API Authentication & Keys
Generate API keys, scope them, rotate them, revoke them.
Creating a key
Settings → API Keys → Generate new key. Three things to set: a name a teammate could grep for ("Grafana integration", "Watchdog cron"), the scopes you actually need (least-privilege beats convenience here), and an optional expiry. We surface the key only once — copy it then. We store only a bcrypt hash, so we can't show it to you later, even if you're the same logged-in user.
Format
Keys start with mpk_ (for "monpg key"), followed by 64 hex characters. Total length 68:
mpk_a3f2e4d8c9b1f6...Usage
curl -H "Authorization: Bearer mpk_..." https://api.monpg.app/api/v1/serversRotation without downtime
The drill is generate, swap, revoke:
- Generate a new key with the same scopes.
- Update your integration to use the new one.
- Revoke the old key from Settings → API Keys.

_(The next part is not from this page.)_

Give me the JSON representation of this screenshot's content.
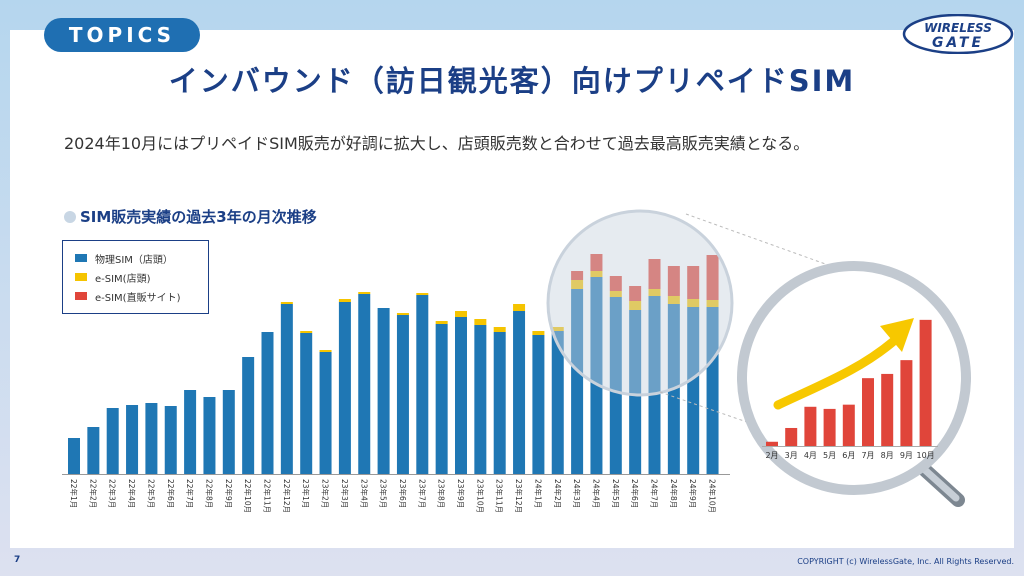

Both keys validate during the overlap. Revocation propagates within seconds — ongoing requests with the old key get 401 once the cache flushes.
Scopes
| Scope | Description |
|---|---|
read:servers | List + get server details, metadata, status |
read:metrics | Time-series metric queries |
read:alerts | List firing/resolved alerts, read rules |
write:alerts | Acknowledge/resolve alert instances (not rule editing) |
read:logs | Log Insights entries + pattern queries |
read:reports | Download scheduled reports + run ad-hoc queries |
admin:billing | Read billing state, invoices, change plan. Restrict to org owner. |
Revocation
Settings → API Keys → Revoke takes effect within 60 seconds (the validation cache TTL). For incident-grade immediate revocation, "Revoke all keys in org" rolls the org's signing salt — every in-flight request 401s at the next validation cycle. Use this when a key has leaked and you can't wait a minute.